February 6, 2024 – Beginning today, we will be ending the ability to do “remote forwards” on email accounts. A remote forward is setup to take an email address which is local to our servers and forward it to another service. For example, if we forwarded email@example.com (which is located on our servers) to firstname.lastname@example.org, that would be a “remote forward”. The problem with this is that when Yahoo! sees the email, they think it is being sent by our servers. So, if a spammer sends an email to email@example.com and we forward it to Yahoo!, then Yahoo! thinks we are spamming them.
This month, Google has put much more strict policies in place dealing with spam and as a result, emails coming through our systems are being rejected or flagged as spam by Google’s servers. This is due to the number of remote forwards we have in place, and so we’ve had to make the decision to stop these forwards and institute a policy of not allowing them in the future.
Since Google has implemented this, the rest of the industry who haven’t already done so will quickly line up to do so as well.
Some more information about remote forwards follows for the technically curious:
Why remote forwards are bad
With the anti-spam protections in place in all modern mail servers, forwarding emails to remote servers or addresses is not recommended.
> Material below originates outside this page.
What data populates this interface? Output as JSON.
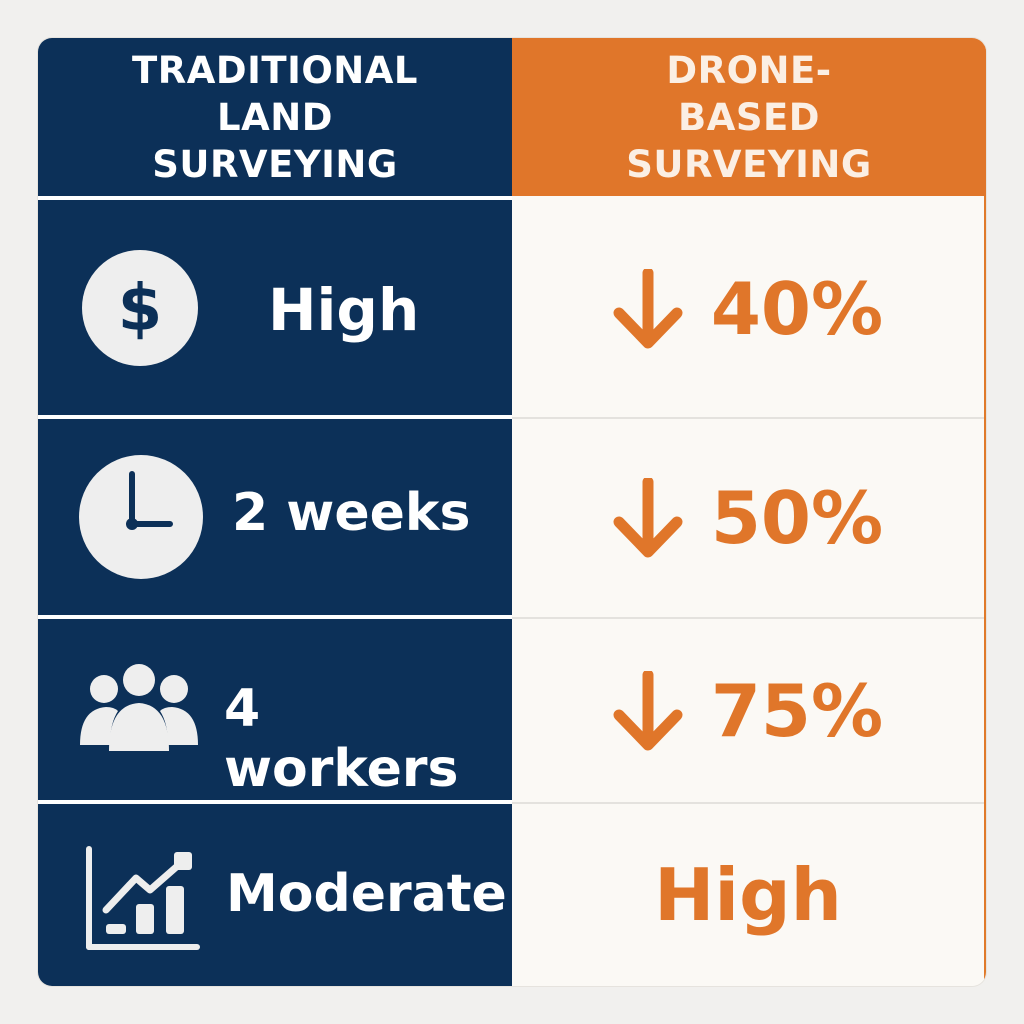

The whole industry is moving away from remote forwards. As Best Practices for email server operators, remote forwarding should be disabled due to the potentially system-wide negative effects they could cause, such as backscatter and IP reputation issues.
Backscatter can stem from the remote addresses being no longer valid, servers not being authorized to send emails for the sender’s domain, or emails being rejected by remote servers due to anti-spam policies in place at the remote site.
As more backscatter events accumulate, they will not only cause higher system load and resource usage, but will also have a negative effect on the IP reputation of the sending servers. A poor IP reputation will cause system-wide delivery issues affecting accounts on those servers. For example, if our server’s IPs are blocked or rate-limited by Yahoo! or Gmail servers, all accounts will experience delivery issues when sending emails to Yahoo! and Gmail addresses. (This is happening now. See: https://www.netsolinc.com/gmail-blocking-email/)
Aside from the backscatter and IP reputation issues, having remote forwarding available provides a way for bad actors secretly forwarding a compromised account’s emails to a remote address without the account/mailbox owner’s knowledge. For example, if third-party site’s account verification or password-reset emails are being forwarded to a remote address, the bad actor could gain access to the compromised user’s other online accounts.